Bencana alam tadi adalah pelajaran untuk menciptakan keselarasan. Kita mengenal alam selain indah dan mewangi, ia juga menjadi sebuah tragedi. Alam menjadi cermin bagi manusia. Jatuhnya korban jiwa mengingkari eksistensi manusia tadi. Kematian adalah 'ketiadaan' manusia.
Bencana alam menjadi pelajaran dalam dimensi yang lebih luas. Ia adalah bencana pada manusia itu sendiri. Kita tidak diciptakan bodoh agar jatuh pada lubang yang sama, pada kesakitan yang serupa. Maka, muncul mekanisme untuk menganggulangi bencana. Kita diajak untuk menyesuaikan diri terhadap alam agar tidak terjebak terus-menerus dalam tragedi.
Memang tragedi harus diterima, akan tetapi bukan untuk tinggal terus-menerus di dalamnya. Dengan menerima tragedi, kita akan membuka diri terhadap alam. Di sini ada batasan-batasan yang ditunjukkannya yang membuat kita seperti kehilangan hasrat untuk memerkosa diri sendiri (alam). Akan ada pertimbangan matang yang membuat kita memberontak terhadap tindakan bodoh manusia yang tidak menyadari eksistensinya terhadap alam.

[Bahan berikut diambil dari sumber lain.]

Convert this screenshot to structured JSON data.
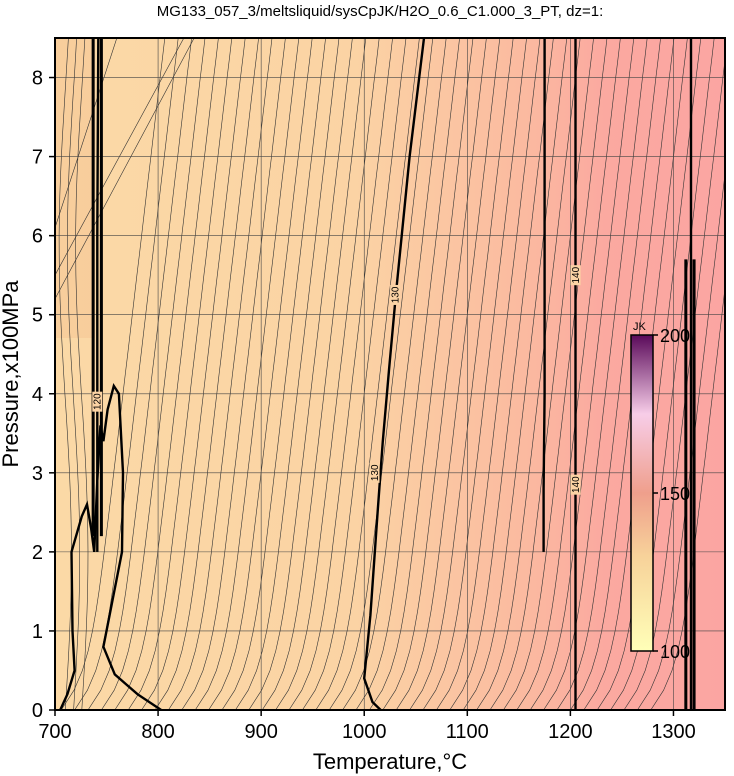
{
  "chart_data": {
    "type": "contour",
    "title": "MG133_057_3/meltsliquid/sysCpJK/H2O_0.6_C1.000_3_PT, dz=1:",
    "xlabel": "Temperature,°C",
    "ylabel": "Pressure,x100MPa",
    "xlim": [
      700,
      1350
    ],
    "ylim": [
      0,
      8.5
    ],
    "xticks": [
      "700",
      "800",
      "900",
      "1000",
      "1100",
      "1200",
      "1300"
    ],
    "yticks": [
      "0",
      "1",
      "2",
      "3",
      "4",
      "5",
      "6",
      "7",
      "8"
    ],
    "grid": true,
    "colorbar": {
      "label": "JK",
      "range": [
        100,
        200
      ],
      "ticks": [
        "100",
        "150",
        "200"
      ],
      "colors": [
        "#ffffb8",
        "#f7d29a",
        "#ef9f8c",
        "#f7cde8",
        "#5a0a5a"
      ]
    },
    "contour_labels": [
      {
        "text": "120",
        "x": 741,
        "y": 3.9
      },
      {
        "text": "130",
        "x": 1030,
        "y": 5.25
      },
      {
        "text": "130",
        "x": 1010,
        "y": 3.0
      },
      {
        "text": "140",
        "x": 1205,
        "y": 5.5
      },
      {
        "text": "140",
        "x": 1205,
        "y": 2.85
      }
    ],
    "bold_contours": [
      {
        "name": "c1",
        "points": [
          [
            705,
            0
          ],
          [
            712,
            0.2
          ],
          [
            719,
            0.5
          ],
          [
            717,
            1.0
          ],
          [
            716,
            2.0
          ],
          [
            726,
            2.45
          ],
          [
            731,
            2.6
          ],
          [
            735,
            2.3
          ],
          [
            738,
            2.0
          ],
          [
            741,
            2.9
          ],
          [
            744,
            3.6
          ],
          [
            747,
            3.4
          ],
          [
            751,
            3.8
          ],
          [
            757,
            4.1
          ],
          [
            762,
            4.0
          ],
          [
            766,
            3.0
          ],
          [
            765,
            2.0
          ],
          [
            756,
            1.4
          ],
          [
            747,
            0.8
          ],
          [
            758,
            0.45
          ],
          [
            780,
            0.2
          ],
          [
            803,
            0
          ]
        ]
      },
      {
        "name": "c2",
        "points": [
          [
            742,
            8.5
          ],
          [
            741,
            6.0
          ],
          [
            741,
            4.0
          ],
          [
            741,
            2.0
          ]
        ]
      },
      {
        "name": "c3",
        "points": [
          [
            1016,
            0
          ],
          [
            1008,
            0.1
          ],
          [
            1000,
            0.4
          ],
          [
            1006,
            1.2
          ],
          [
            1013,
            2.5
          ],
          [
            1018,
            3.4
          ],
          [
            1024,
            4.3
          ],
          [
            1031,
            5.3
          ],
          [
            1044,
            7.0
          ],
          [
            1058,
            8.5
          ]
        ]
      },
      {
        "name": "c4",
        "points": [
          [
            1175,
            8.5
          ],
          [
            1175,
            6.0
          ],
          [
            1175,
            4.0
          ],
          [
            1174,
            2.8
          ],
          [
            1174,
            2.0
          ]
        ]
      },
      {
        "name": "c5",
        "points": [
          [
            1205,
            8.5
          ],
          [
            1205,
            4.0
          ],
          [
            1205,
            0
          ]
        ]
      },
      {
        "name": "c6",
        "points": [
          [
            1317,
            8.5
          ],
          [
            1317,
            4.0
          ],
          [
            1317,
            0
          ]
        ]
      }
    ]
  }
}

Kita dibantu oleh Badan Nasional Penanggulangan Bencana (BNPB) untuk berlaku tepat dalam melakukan penganggulangan bencana. Dalam beberapa bencana yang terjadi, BNPB dianggap sebagai Dewa yang dapat menghentikan datangnya bencana alam. Padahal mereka tidak mungkin dapat bertindak melawan kodrat alam itu sendiri.